Pubblichiamo l'analisi di Fiamma Nirenstein e la cronaca di Aldo Baquis sul massacro di Taba.
Mubarak costretto a fare i conti con l'islamismo

Fiamma Nirenstein
GERUSALEMME
LA conversazione telefonica di ieri fra Hosni Mubarak e Ariel Sharon potrebbe veramente aprire una fase di collaborazione antiterrorista fra l’Egitto e Israele. Per Israele quello del Sinai non è semplicemente un altro attentato, è un terremoto, è la perdita dell’unico rifugio fra cielo e mare, è la minaccia sulla porta di casa del terrorismo internazionale che si va ad aggiungere a quello palestinese. E’ l’attacco agli ebrei che si spande nel mondo: ormai sono sei gli attacchi a obiettivi ebraici all’estero con risultati devastanti. Mombasa, Gerba, Casablanca, Istanbul, Tashkent, e adesso Taba. Per Mubarak è una minaccia esistenziale, dopo il complicato rimpasto di governo di giugno, teso ad assicurare a suo figlio la successione. E’ l’attacco frontale del terrorismo al Paese che ha fatto per primo la pace con Israele, per quanto gelida questa pace sia, e che adesso media la tregua per il passaggio di potere ai palestinesi quando Sharon se ne sarà andato da Gaza.

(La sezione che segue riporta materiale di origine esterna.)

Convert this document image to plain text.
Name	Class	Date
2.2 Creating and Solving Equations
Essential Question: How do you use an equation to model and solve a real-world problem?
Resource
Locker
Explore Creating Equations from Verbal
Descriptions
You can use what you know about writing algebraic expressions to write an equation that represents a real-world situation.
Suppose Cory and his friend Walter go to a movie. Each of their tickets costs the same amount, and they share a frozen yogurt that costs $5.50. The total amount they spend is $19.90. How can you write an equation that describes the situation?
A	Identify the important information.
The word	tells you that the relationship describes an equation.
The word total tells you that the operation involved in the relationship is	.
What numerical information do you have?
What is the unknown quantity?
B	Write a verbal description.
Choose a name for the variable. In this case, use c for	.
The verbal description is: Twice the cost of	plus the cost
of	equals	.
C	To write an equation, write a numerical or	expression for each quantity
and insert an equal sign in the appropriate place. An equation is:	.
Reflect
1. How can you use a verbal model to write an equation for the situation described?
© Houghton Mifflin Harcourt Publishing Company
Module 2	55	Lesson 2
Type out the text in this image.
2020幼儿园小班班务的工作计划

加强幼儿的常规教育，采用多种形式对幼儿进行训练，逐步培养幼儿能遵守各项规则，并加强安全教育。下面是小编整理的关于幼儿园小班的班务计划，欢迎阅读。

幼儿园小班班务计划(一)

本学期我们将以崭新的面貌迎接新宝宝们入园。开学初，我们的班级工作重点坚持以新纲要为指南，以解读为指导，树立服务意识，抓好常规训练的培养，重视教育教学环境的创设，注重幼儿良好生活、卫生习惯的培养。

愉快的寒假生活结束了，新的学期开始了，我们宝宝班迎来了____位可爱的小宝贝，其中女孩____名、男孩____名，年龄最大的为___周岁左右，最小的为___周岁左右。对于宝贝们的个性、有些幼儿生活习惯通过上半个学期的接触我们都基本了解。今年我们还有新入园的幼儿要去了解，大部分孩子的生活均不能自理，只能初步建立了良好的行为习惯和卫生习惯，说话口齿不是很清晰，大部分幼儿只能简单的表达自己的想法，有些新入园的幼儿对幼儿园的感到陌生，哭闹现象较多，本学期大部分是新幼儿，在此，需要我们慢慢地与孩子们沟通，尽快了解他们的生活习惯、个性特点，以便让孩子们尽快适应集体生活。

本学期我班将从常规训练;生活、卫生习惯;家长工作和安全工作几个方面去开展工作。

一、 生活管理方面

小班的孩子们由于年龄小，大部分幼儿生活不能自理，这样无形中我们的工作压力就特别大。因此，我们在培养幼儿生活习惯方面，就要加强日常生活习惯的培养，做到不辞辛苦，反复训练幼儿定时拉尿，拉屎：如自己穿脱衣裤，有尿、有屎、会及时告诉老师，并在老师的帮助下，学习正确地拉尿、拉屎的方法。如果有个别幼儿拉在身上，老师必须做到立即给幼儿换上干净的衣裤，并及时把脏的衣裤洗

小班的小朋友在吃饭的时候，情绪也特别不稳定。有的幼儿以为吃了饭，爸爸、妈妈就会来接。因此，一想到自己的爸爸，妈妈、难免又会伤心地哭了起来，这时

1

L’attacco è stato enorme, devastante. Ha spaziato su un centinaio di chilometri, dimostrando una sorta di «geometrica potenza» di Al Qaeda, appoggiata certamente da organizzazioni locali e forse (ma questa ipotesi è in calo) da quelle palestinesi. L’attacco ha gridato «il re è nudo» di fronte alla platea dell’islamismo montante del mondo arabo circostante, in cui la marea del fanatismo minaccia i regimi moderati, in particolare Egitto e Giordania: i veri esempi - agli occhi di Bin Laden - dell’apostasia, come la chiamò nel suo proclama di guerra del 1998.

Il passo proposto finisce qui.